Unutulan ruhların çukuru

Mehmet ATİLLA
Bir toplumda ölülerin hangi ritüellerle toprağa verildiği kuşkusuz ki kültürel bir olgu ve her uygulamanın özünde kaybedilen kişinin yaşamına ya da ruhuna duyulan saygının izleri yer alır. Ancak bütün bunlar olağan koşullar için geçerlidir elbette. Bir de madalyonun diğer yüzü var: savaşlar, kıyımlar, soykırımlar... Böyle durumlarda kayıpların mezarı bile olmaz çoğunlukla. Kimi suskun bir ıssızlıkta, kimi hesapsız bir toplu mezarda katılır sonsuzluğa.
İspanyol çizer Paco Roca’nın gazeteci Rodrigo Terrasa ile birlikte yazdığı Unutulan Ruhların Çukuru adlı grafik roman da böylesi bir toplu mezar öyküsünü barındırıyor işte. Kitabın 61’inci sayfasında yer alan “Mezarlar, toplumları hakkında çok şey anlatır” cümlesi, “Unutulma, hayatla ölümü ayıran uçurumdur,” (s.109) saptamasıyla birlikte değerlendirildiğinde, bir ülkenin yakın tarihiyle yüzleşirken bireysel ve toplumsal bellekleri sorgulaması gerektiğini vurguluyor. Nitekim romanın gerek tarihsel belgelere gerekse tanıklıklara dayanan olay örgüsü, İspanya İç Savaşı’nın hemen ertesinde Valencia kentinin yakınlarındaki Paterna kasabasında kurşuna dizilen cumhuriyetçilerin yürek burkan trajedileriyle açılıyor.

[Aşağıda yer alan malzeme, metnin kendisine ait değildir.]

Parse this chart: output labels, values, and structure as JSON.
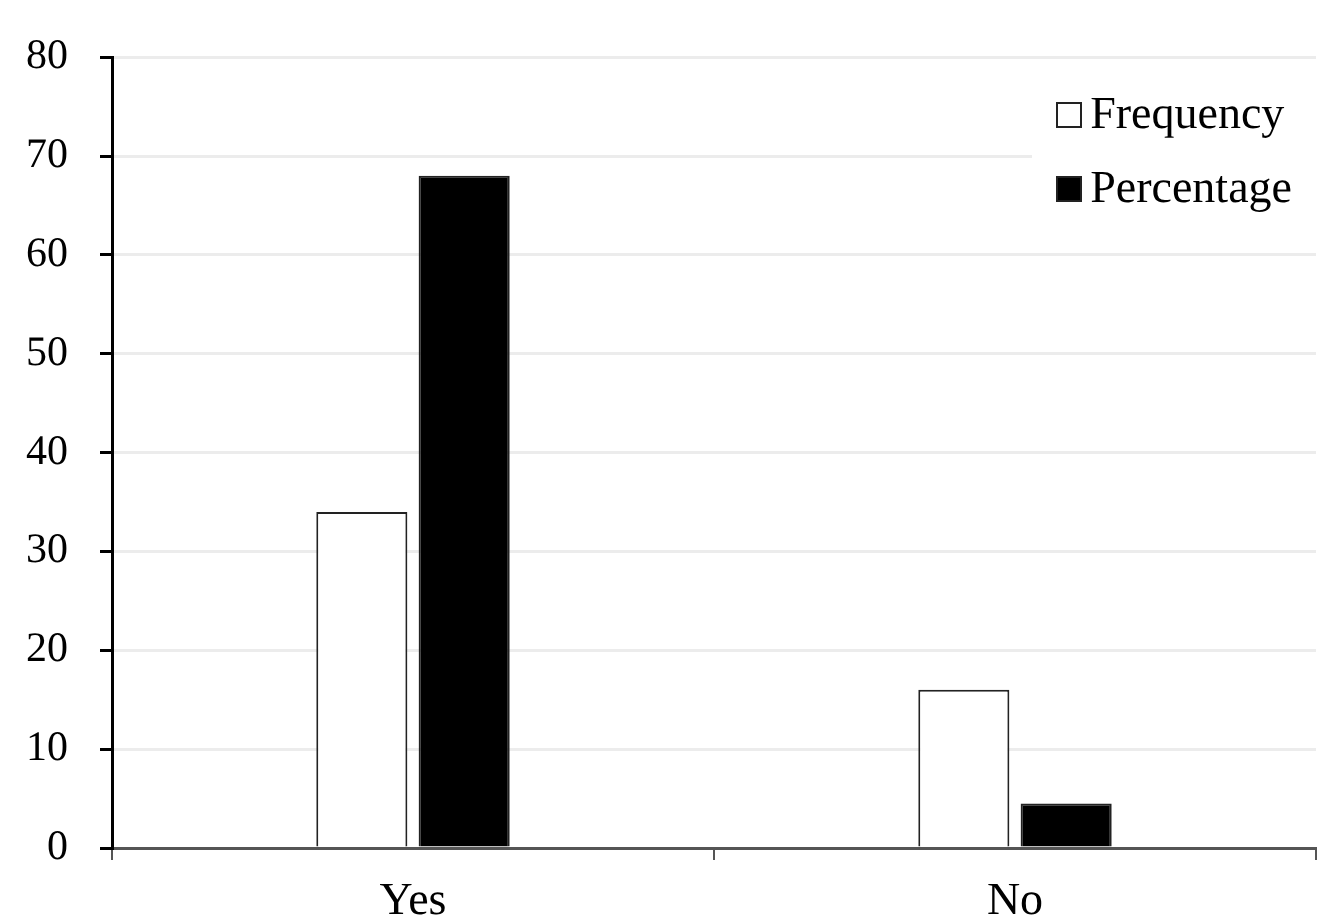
{
  "chart_data": {
    "type": "bar",
    "categories": [
      "Yes",
      "No"
    ],
    "series": [
      {
        "name": "Frequency",
        "color": "#ffffff",
        "values": [
          34,
          16
        ]
      },
      {
        "name": "Percentage",
        "color": "#000000",
        "values": [
          68,
          4.5
        ]
      }
    ],
    "ylim": [
      0,
      80
    ],
    "yticks": [
      0,
      10,
      20,
      30,
      40,
      50,
      60,
      70,
      80
    ],
    "grid": "y",
    "legend": "top right"
  }
}
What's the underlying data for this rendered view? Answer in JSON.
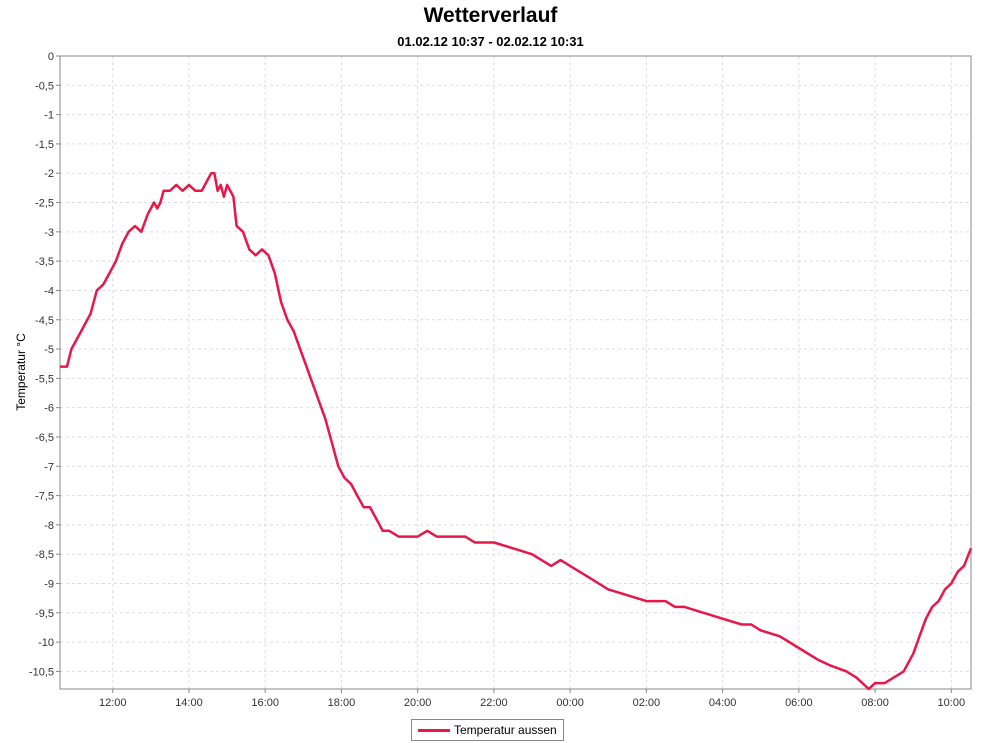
{
  "chart_data": {
    "type": "line",
    "title": "Wetterverlauf",
    "subtitle": "01.02.12 10:37 - 02.02.12 10:31",
    "xlabel": "",
    "ylabel": "Temperatur °C",
    "x_ticks": [
      "12:00",
      "14:00",
      "16:00",
      "18:00",
      "20:00",
      "22:00",
      "00:00",
      "02:00",
      "04:00",
      "06:00",
      "08:00",
      "10:00"
    ],
    "y_ticks": [
      "0",
      "-0,5",
      "-1",
      "-1,5",
      "-2",
      "-2,5",
      "-3",
      "-3,5",
      "-4",
      "-4,5",
      "-5",
      "-5,5",
      "-6",
      "-6,5",
      "-7",
      "-7,5",
      "-8",
      "-8,5",
      "-9",
      "-9,5",
      "-10",
      "-10,5"
    ],
    "x_range": [
      "01.02.12 10:37",
      "02.02.12 10:31"
    ],
    "ylim": [
      -10.8,
      0
    ],
    "grid": true,
    "legend_position": "bottom-center",
    "series": [
      {
        "name": "Temperatur aussen",
        "color": "#e8174a",
        "x": [
          "10:37",
          "10:48",
          "10:55",
          "11:10",
          "11:25",
          "11:35",
          "11:45",
          "11:55",
          "12:05",
          "12:15",
          "12:25",
          "12:35",
          "12:45",
          "12:55",
          "13:05",
          "13:10",
          "13:15",
          "13:20",
          "13:30",
          "13:40",
          "13:50",
          "14:00",
          "14:10",
          "14:20",
          "14:30",
          "14:35",
          "14:40",
          "14:45",
          "14:50",
          "14:55",
          "15:00",
          "15:10",
          "15:15",
          "15:25",
          "15:35",
          "15:45",
          "15:55",
          "16:05",
          "16:15",
          "16:25",
          "16:35",
          "16:45",
          "16:55",
          "17:05",
          "17:15",
          "17:25",
          "17:35",
          "17:45",
          "17:55",
          "18:05",
          "18:15",
          "18:25",
          "18:35",
          "18:45",
          "18:55",
          "19:05",
          "19:15",
          "19:30",
          "19:45",
          "20:00",
          "20:15",
          "20:30",
          "20:45",
          "21:00",
          "21:15",
          "21:30",
          "21:45",
          "22:00",
          "22:30",
          "23:00",
          "23:30",
          "23:45",
          "00:00",
          "00:15",
          "00:30",
          "00:45",
          "01:00",
          "01:30",
          "02:00",
          "02:15",
          "02:30",
          "02:45",
          "03:00",
          "03:30",
          "04:00",
          "04:30",
          "04:45",
          "05:00",
          "05:30",
          "06:00",
          "06:30",
          "06:50",
          "07:15",
          "07:30",
          "07:40",
          "07:50",
          "08:00",
          "08:15",
          "08:30",
          "08:45",
          "09:00",
          "09:10",
          "09:20",
          "09:30",
          "09:40",
          "09:50",
          "10:00",
          "10:10",
          "10:20",
          "10:31"
        ],
        "values": [
          -5.3,
          -5.3,
          -5.0,
          -4.7,
          -4.4,
          -4.0,
          -3.9,
          -3.7,
          -3.5,
          -3.2,
          -3.0,
          -2.9,
          -3.0,
          -2.7,
          -2.5,
          -2.6,
          -2.5,
          -2.3,
          -2.3,
          -2.2,
          -2.3,
          -2.2,
          -2.3,
          -2.3,
          -2.1,
          -2.0,
          -2.0,
          -2.3,
          -2.2,
          -2.4,
          -2.2,
          -2.4,
          -2.9,
          -3.0,
          -3.3,
          -3.4,
          -3.3,
          -3.4,
          -3.7,
          -4.2,
          -4.5,
          -4.7,
          -5.0,
          -5.3,
          -5.6,
          -5.9,
          -6.2,
          -6.6,
          -7.0,
          -7.2,
          -7.3,
          -7.5,
          -7.7,
          -7.7,
          -7.9,
          -8.1,
          -8.1,
          -8.2,
          -8.2,
          -8.2,
          -8.1,
          -8.2,
          -8.2,
          -8.2,
          -8.2,
          -8.3,
          -8.3,
          -8.3,
          -8.4,
          -8.5,
          -8.7,
          -8.6,
          -8.7,
          -8.8,
          -8.9,
          -9.0,
          -9.1,
          -9.2,
          -9.3,
          -9.3,
          -9.3,
          -9.4,
          -9.4,
          -9.5,
          -9.6,
          -9.7,
          -9.7,
          -9.8,
          -9.9,
          -10.1,
          -10.3,
          -10.4,
          -10.5,
          -10.6,
          -10.7,
          -10.8,
          -10.7,
          -10.7,
          -10.6,
          -10.5,
          -10.2,
          -9.9,
          -9.6,
          -9.4,
          -9.3,
          -9.1,
          -9.0,
          -8.8,
          -8.7,
          -8.4
        ]
      }
    ]
  }
}
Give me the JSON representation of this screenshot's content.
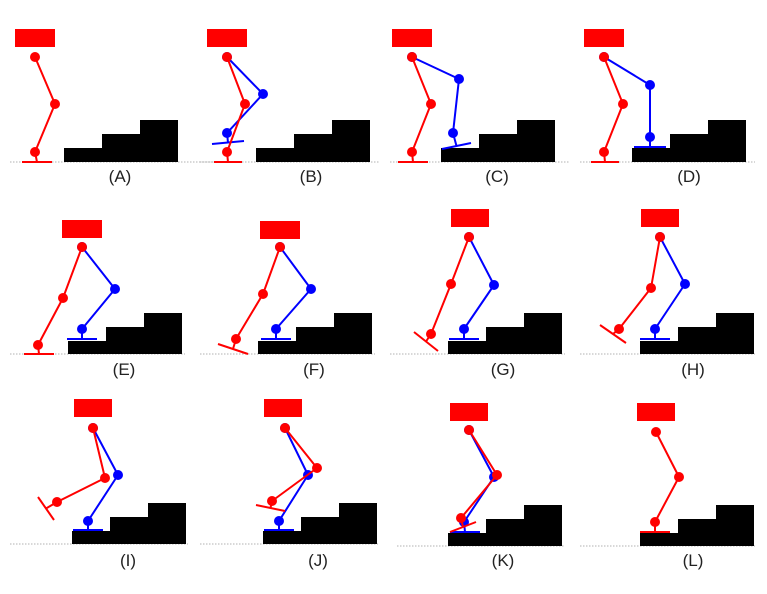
{
  "colors": {
    "left_leg": "#ff0000",
    "right_leg": "#0000ff",
    "stairs": "#000000",
    "ground": "#999999"
  },
  "panels": [
    {
      "label": "(A)"
    },
    {
      "label": "(B)"
    },
    {
      "label": "(C)"
    },
    {
      "label": "(D)"
    },
    {
      "label": "(E)"
    },
    {
      "label": "(F)"
    },
    {
      "label": "(G)"
    },
    {
      "label": "(H)"
    },
    {
      "label": "(I)"
    },
    {
      "label": "(J)"
    },
    {
      "label": "(K)"
    },
    {
      "label": "(L)"
    }
  ]
}
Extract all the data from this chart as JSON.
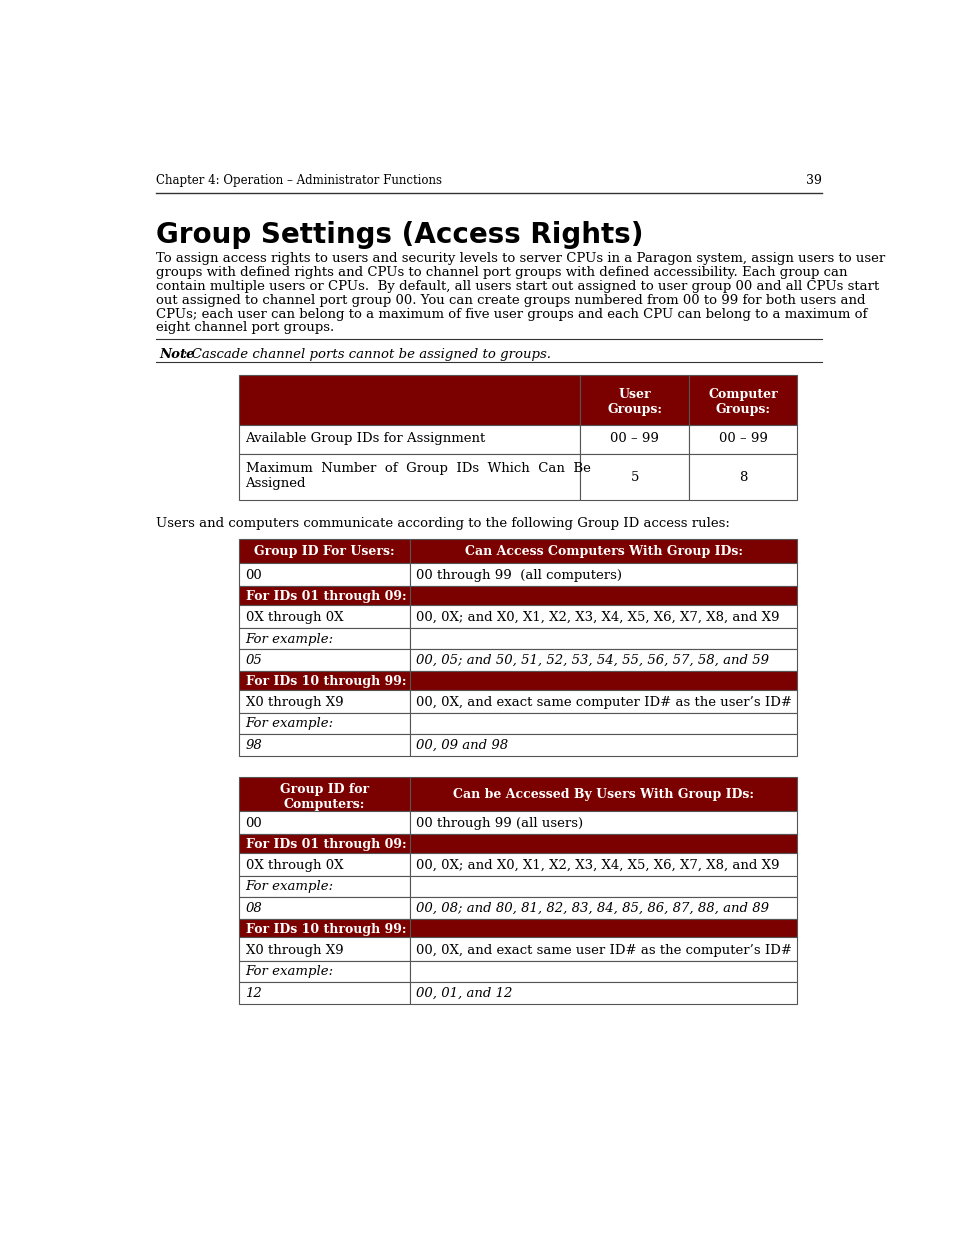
{
  "page_bg": "#ffffff",
  "header_text": "Chapter 4: Operation – Administrator Functions",
  "page_num": "39",
  "section_title": "Group Settings (Access Rights)",
  "body_text": "To assign access rights to users and security levels to server CPUs in a Paragon system, assign users to user\ngroups with defined rights and CPUs to channel port groups with defined accessibility. Each group can\ncontain multiple users or CPUs.  By default, all users start out assigned to user group 00 and all CPUs start\nout assigned to channel port group 00. You can create groups numbered from 00 to 99 for both users and\nCPUs; each user can belong to a maximum of five user groups and each CPU can belong to a maximum of\neight channel port groups.",
  "note_text": "Note: Cascade channel ports cannot be assigned to groups.",
  "dark_red": "#7b0000",
  "white": "#ffffff",
  "black": "#000000",
  "table2_header": [
    "Group ID For Users:",
    "Can Access Computers With Group IDs:"
  ],
  "table2_rows": [
    [
      "normal",
      "00",
      "00 through 99  (all computers)"
    ],
    [
      "dark_red",
      "For IDs 01 through 09:",
      ""
    ],
    [
      "normal",
      "0X through 0X",
      "00, 0X; and X0, X1, X2, X3, X4, X5, X6, X7, X8, and X9"
    ],
    [
      "italic",
      "For example:",
      ""
    ],
    [
      "italic",
      "05",
      "00, 05; and 50, 51, 52, 53, 54, 55, 56, 57, 58, and 59"
    ],
    [
      "dark_red",
      "For IDs 10 through 99:",
      ""
    ],
    [
      "normal",
      "X0 through X9",
      "00, 0X, and exact same computer ID# as the user’s ID#"
    ],
    [
      "italic",
      "For example:",
      ""
    ],
    [
      "italic",
      "98",
      "00, 09 and 98"
    ]
  ],
  "table3_header": [
    "Group ID for\nComputers:",
    "Can be Accessed By Users With Group IDs:"
  ],
  "table3_rows": [
    [
      "normal",
      "00",
      "00 through 99 (all users)"
    ],
    [
      "dark_red",
      "For IDs 01 through 09:",
      ""
    ],
    [
      "normal",
      "0X through 0X",
      "00, 0X; and X0, X1, X2, X3, X4, X5, X6, X7, X8, and X9"
    ],
    [
      "italic",
      "For example:",
      ""
    ],
    [
      "italic",
      "08",
      "00, 08; and 80, 81, 82, 83, 84, 85, 86, 87, 88, and 89"
    ],
    [
      "dark_red",
      "For IDs 10 through 99:",
      ""
    ],
    [
      "normal",
      "X0 through X9",
      "00, 0X, and exact same user ID# as the computer’s ID#"
    ],
    [
      "italic",
      "For example:",
      ""
    ],
    [
      "italic",
      "12",
      "00, 01, and 12"
    ]
  ]
}
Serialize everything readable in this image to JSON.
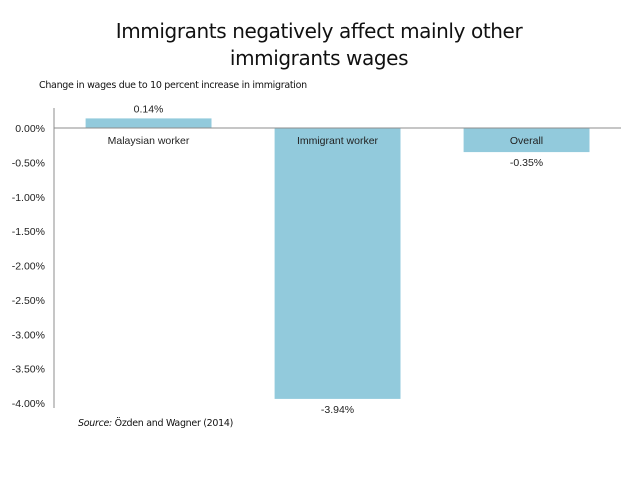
{
  "title_line1": "Immigrants negatively affect mainly other",
  "title_line2": "immigrants wages",
  "subtitle": "Change in wages due to 10 percent increase in immigration",
  "source_prefix": "Source:",
  "source_text": " Özden and Wagner (2014)",
  "colors": {
    "bar": "#92cadc",
    "axis": "#8c8c8c",
    "text": "#222222"
  },
  "chart_data": {
    "type": "bar",
    "title": "Immigrants negatively affect mainly other immigrants wages",
    "ylabel": "Change in wages due to 10 percent increase in immigration",
    "xlabel": "",
    "categories": [
      "Malaysian worker",
      "Immigrant worker",
      "Overall"
    ],
    "values": [
      0.14,
      -3.94,
      -0.35
    ],
    "data_labels": [
      "0.14%",
      "-3.94%",
      "-0.35%"
    ],
    "ylim": [
      -4.0,
      0.0
    ],
    "yticks": [
      0.0,
      -0.5,
      -1.0,
      -1.5,
      -2.0,
      -2.5,
      -3.0,
      -3.5,
      -4.0
    ],
    "ytick_labels": [
      "0.00%",
      "-0.50%",
      "-1.00%",
      "-1.50%",
      "-2.00%",
      "-2.50%",
      "-3.00%",
      "-3.50%",
      "-4.00%"
    ],
    "grid": false,
    "legend": "none",
    "unit": "percent"
  }
}
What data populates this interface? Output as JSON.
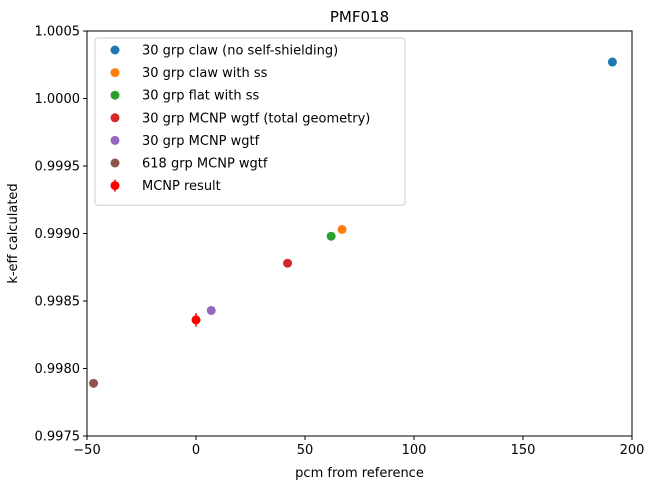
{
  "chart_data": {
    "type": "scatter",
    "title": "PMF018",
    "xlabel": "pcm from reference",
    "ylabel": "k-eff calculated",
    "xlim": [
      -50,
      200
    ],
    "ylim": [
      0.9975,
      1.0005
    ],
    "xticks": [
      -50,
      0,
      50,
      100,
      150,
      200
    ],
    "xtick_labels": [
      "−50",
      "0",
      "50",
      "100",
      "150",
      "200"
    ],
    "yticks": [
      0.9975,
      0.998,
      0.9985,
      0.999,
      0.9995,
      1.0,
      1.0005
    ],
    "ytick_labels": [
      "0.9975",
      "0.9980",
      "0.9985",
      "0.9990",
      "0.9995",
      "1.0000",
      "1.0005"
    ],
    "grid": false,
    "legend_position": "top-left",
    "series": [
      {
        "name": "30 grp claw (no self-shielding)",
        "color": "#1f77b4",
        "points": [
          {
            "x": 191.0,
            "y": 1.00027
          }
        ]
      },
      {
        "name": "30 grp claw with ss",
        "color": "#ff7f0e",
        "points": [
          {
            "x": 67.0,
            "y": 0.99903
          }
        ]
      },
      {
        "name": "30 grp flat with ss",
        "color": "#2ca02c",
        "points": [
          {
            "x": 62.0,
            "y": 0.99898
          }
        ]
      },
      {
        "name": "30 grp MCNP wgtf (total geometry)",
        "color": "#d62728",
        "points": [
          {
            "x": 42.0,
            "y": 0.99878
          }
        ]
      },
      {
        "name": "30 grp MCNP wgtf",
        "color": "#9467bd",
        "points": [
          {
            "x": 7.0,
            "y": 0.99843
          }
        ]
      },
      {
        "name": "618 grp MCNP wgtf",
        "color": "#8c564b",
        "points": [
          {
            "x": -47.0,
            "y": 0.99789
          }
        ]
      },
      {
        "name": "MCNP result",
        "color": "#ff0000",
        "errorbar": true,
        "points": [
          {
            "x": 0.0,
            "y": 0.99836,
            "yerr": 5e-05
          }
        ]
      }
    ]
  }
}
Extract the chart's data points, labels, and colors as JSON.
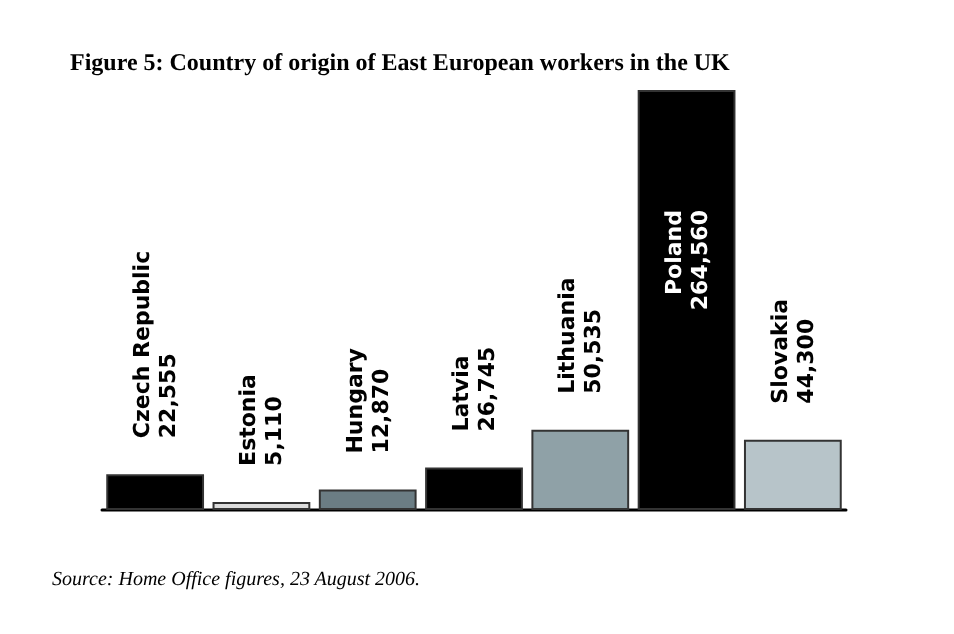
{
  "chart_data": {
    "type": "bar",
    "title": "Figure 5: Country of origin of East European workers in the UK",
    "categories": [
      "Czech Republic",
      "Estonia",
      "Hungary",
      "Latvia",
      "Lithuania",
      "Poland",
      "Slovakia"
    ],
    "values": [
      22555,
      5110,
      12870,
      26745,
      50535,
      264560,
      44300
    ],
    "value_labels": [
      "22,555",
      "5,110",
      "12,870",
      "26,745",
      "50,535",
      "264,560",
      "44,300"
    ],
    "colors": [
      "#000000",
      "#dcdcdc",
      "#6b7d84",
      "#000000",
      "#8fa1a7",
      "#000000",
      "#b7c4c9"
    ],
    "annotations": [
      "Source: Home Office figures, 23 August 2006."
    ],
    "grid": false
  }
}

Roca ve Terrasa ikilisi, yaşanan trajedinin büyüklüğünü yansıtabilmek için tarihçi Vicent Gabarda'nın doktora tezine dikkat çekiyor bu arada. Gabarda’nın Paterna’nın yerel ekonomisi üzerine çalışırken 1939-1965 yılları arasında doğum ve evlilik kayıtlarının yalnızca üç cilt tutmasına karşın ölümlerin 26 cilde ulaştığını fark etmesi, son derece yol gösterici çünkü. Bu olağandışı fark incelendiğinde ölümlerin yüzde 90'ının idam cezası nedeniyle gerçekleştiğinin görülmesi de iç savaşın acımasızlığını iyice gözler önüne seriyor.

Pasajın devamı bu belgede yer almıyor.